Sunday, March 30, 2008

The contadictions of Kumbaya

First of all, a milestone to note. This is my 100th post! OK, back to the blogging.

Meghan Daum, one of my favorite dead-tree-media columnists and easily the best reason to read the LA Times on Saturdays, has a great column about the word "kumbaya." I have such positive associations with that word. Pine trees, campfires, toasting marshmallows. But alas! Now it is being used to paint people as a little too touchy-feely. So it has kept its old meaning, but also morphed into something strangely other:

"The term allows its users to have their coolness cake and eat it too. To invoke "Kumbaya" is to display one's countercultural credentials while simultaneously letting it be known how stupid and irrelevant those credentials are in today's world. Like those loathsome shibboleths "think outside the box" and "let's take a blue sky approach," which combine self-help jargon with corporate doublespeak, "Kumbaya" manages to be completely earnest and completely disingenuous at the same time."

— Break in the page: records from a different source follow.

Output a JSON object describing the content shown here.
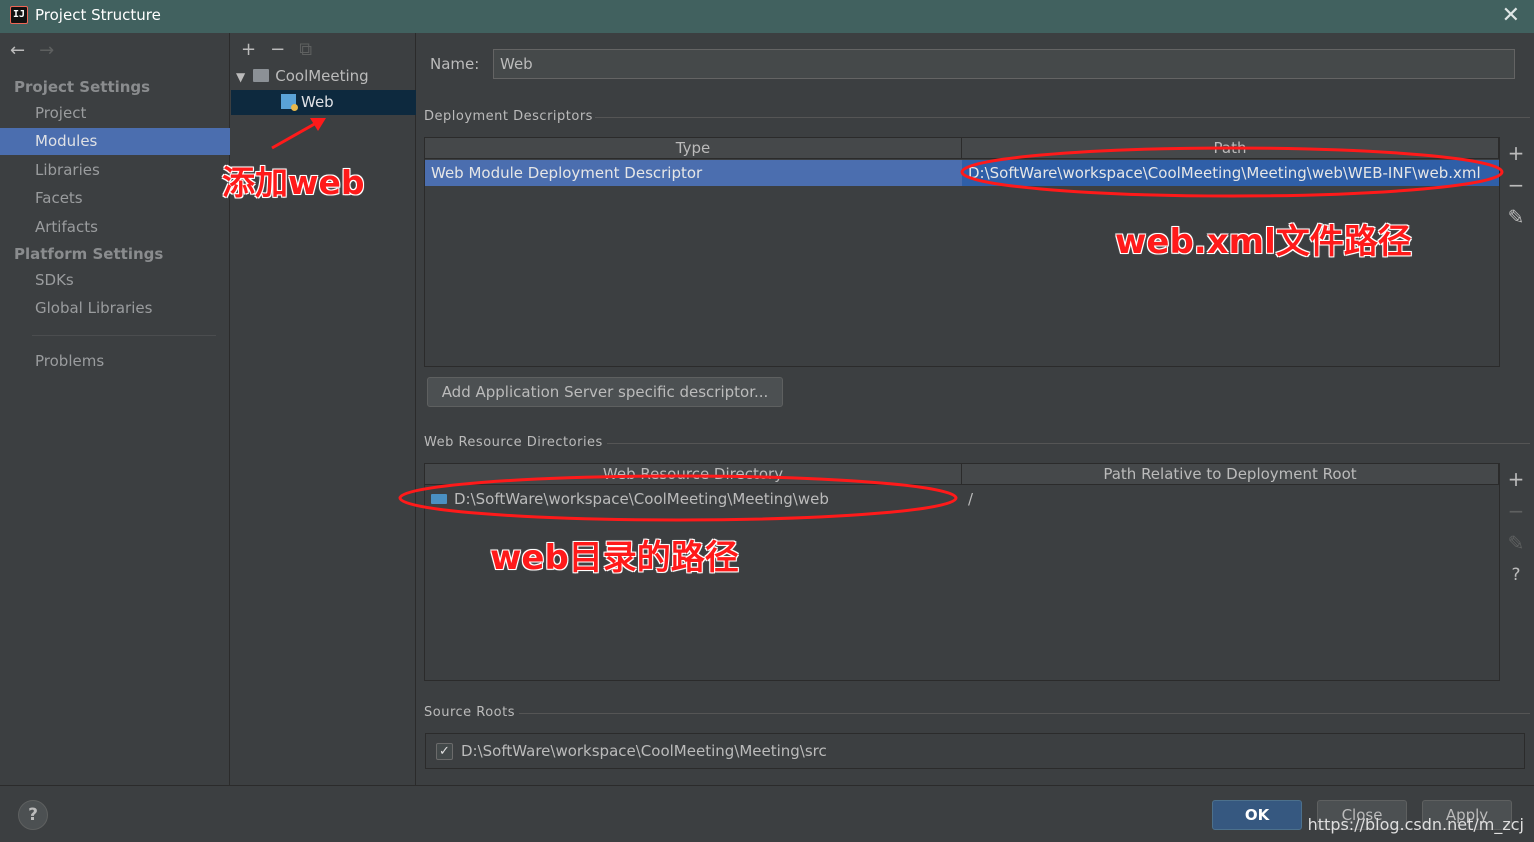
{
  "window": {
    "title": "Project Structure",
    "close_glyph": "✕",
    "app_icon_text": "IJ"
  },
  "nav": {
    "back": "←",
    "forward": "→"
  },
  "sidebar": {
    "project_settings_title": "Project Settings",
    "platform_settings_title": "Platform Settings",
    "items": [
      {
        "label": "Project"
      },
      {
        "label": "Modules",
        "active": true
      },
      {
        "label": "Libraries"
      },
      {
        "label": "Facets"
      },
      {
        "label": "Artifacts"
      },
      {
        "label": "SDKs"
      },
      {
        "label": "Global Libraries"
      },
      {
        "label": "Problems"
      }
    ]
  },
  "tree": {
    "toolbar": {
      "add": "+",
      "remove": "−",
      "copy": "⧉"
    },
    "expander": "▼",
    "root": "CoolMeeting",
    "child": "Web"
  },
  "module": {
    "name_label": "Name:",
    "name_value": "Web"
  },
  "deployment": {
    "title": "Deployment Descriptors",
    "columns": [
      "Type",
      "Path"
    ],
    "rows": [
      {
        "type": "Web Module Deployment Descriptor",
        "path": "D:\\SoftWare\\workspace\\CoolMeeting\\Meeting\\web\\WEB-INF\\web.xml"
      }
    ],
    "add_server_button": "Add Application Server specific descriptor..."
  },
  "resources": {
    "title": "Web Resource Directories",
    "columns": [
      "Web Resource Directory",
      "Path Relative to Deployment Root"
    ],
    "rows": [
      {
        "dir": "D:\\SoftWare\\workspace\\CoolMeeting\\Meeting\\web",
        "rel": "/"
      }
    ]
  },
  "side_tools": {
    "add": "+",
    "remove": "−",
    "edit": "✎",
    "help": "?"
  },
  "sources": {
    "title": "Source Roots",
    "check_glyph": "✓",
    "path": "D:\\SoftWare\\workspace\\CoolMeeting\\Meeting\\src"
  },
  "footer": {
    "help": "?",
    "ok": "OK",
    "close": "Close",
    "apply": "Apply",
    "watermark": "https://blog.csdn.net/m_zcj"
  },
  "annotations": {
    "add_web": "添加web",
    "web_xml_path": "web.xml文件路径",
    "web_dir_path": "web目录的路径"
  },
  "colors": {
    "annotation": "#ff1a1a",
    "selection": "#4b6eaf",
    "titlebar": "#41615f"
  }
}
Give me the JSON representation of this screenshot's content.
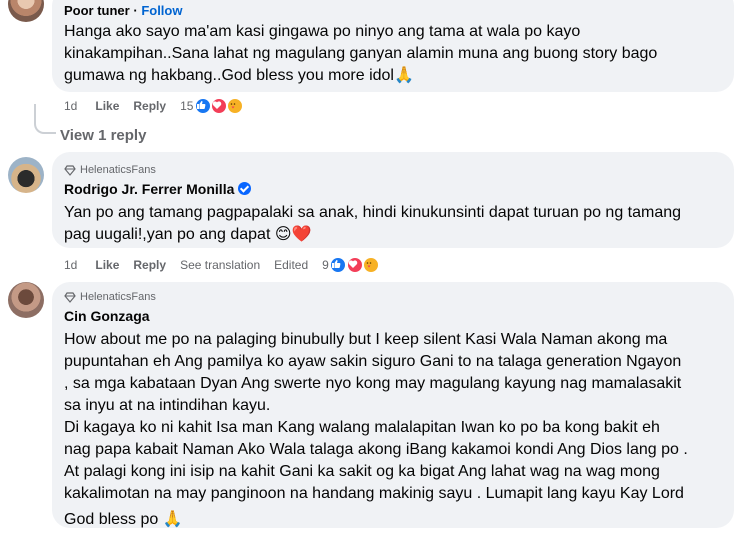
{
  "comments": [
    {
      "author": "Poor tuner",
      "follow_label": "Follow",
      "lines": [
        "Hanga ako sayo ma'am kasi gingawa po ninyo ang tama at wala po kayo",
        "kinakampihan..Sana lahat ng magulang ganyan alamin muna ang buong story bago",
        "gumawa ng hakbang..God bless you more idol🙏"
      ],
      "time": "1d",
      "like_label": "Like",
      "reply_label": "Reply",
      "reaction_count": "15",
      "reactions": [
        "like-icon",
        "love-icon",
        "care-icon"
      ],
      "view_replies": "View 1 reply"
    },
    {
      "badge": "HelenaticsFans",
      "author": "Rodrigo Jr. Ferrer Monilla",
      "lines": [
        "Yan po ang tamang pagpapalaki sa anak, hindi kinukunsinti dapat turuan po ng tamang",
        "pag uugali!,yan po ang dapat 😊❤️"
      ],
      "time": "1d",
      "like_label": "Like",
      "reply_label": "Reply",
      "see_translation": "See translation",
      "edited": "Edited",
      "reaction_count": "9",
      "reactions": [
        "like-icon",
        "love-icon",
        "care-icon"
      ]
    },
    {
      "badge": "HelenaticsFans",
      "author": "Cin Gonzaga",
      "lines": [
        "How about me po na palaging binubully but I keep silent Kasi Wala Naman akong ma",
        "pupuntahan eh Ang pamilya ko ayaw sakin siguro Gani to na talaga generation Ngayon",
        ", sa mga kabataan Dyan Ang swerte nyo kong may magulang kayung nag mamalasakit",
        "sa inyu at na intindihan kayu.",
        "Di kagaya ko ni kahit Isa man Kang walang malalapitan Iwan ko po ba kong bakit eh",
        "nag papa kabait Naman Ako Wala talaga akong iBang kakamoi kondi Ang Dios lang po .",
        "At palagi kong ini isip na kahit Gani ka sakit og ka bigat Ang lahat wag na wag mong",
        "kakalimotan na may panginoon na handang makinig sayu . Lumapit lang kayu Kay Lord",
        "God bless po 🙏"
      ]
    }
  ],
  "colors": {
    "bubble": "#f0f2f5",
    "meta": "#65676b",
    "link": "#0064d1",
    "like": "#1877f2",
    "love": "#f33e58",
    "care": "#f7b125",
    "verified": "#0866ff"
  }
}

It is a strange symbol of how fast language is evolving and how different parts of our culture reference each other. Everyone understands what "kumbaya" means, even people who didn't have post-60's campfire experiences. And I don't think the cooption is actually working all that well. It doesn't matter how many times I hear it used as a term of condescension. I don't care if it refers to how airheaded hippies were. I can still reach back and associate it with my own experiences. Which is a solid defense against being emotionally manipulated.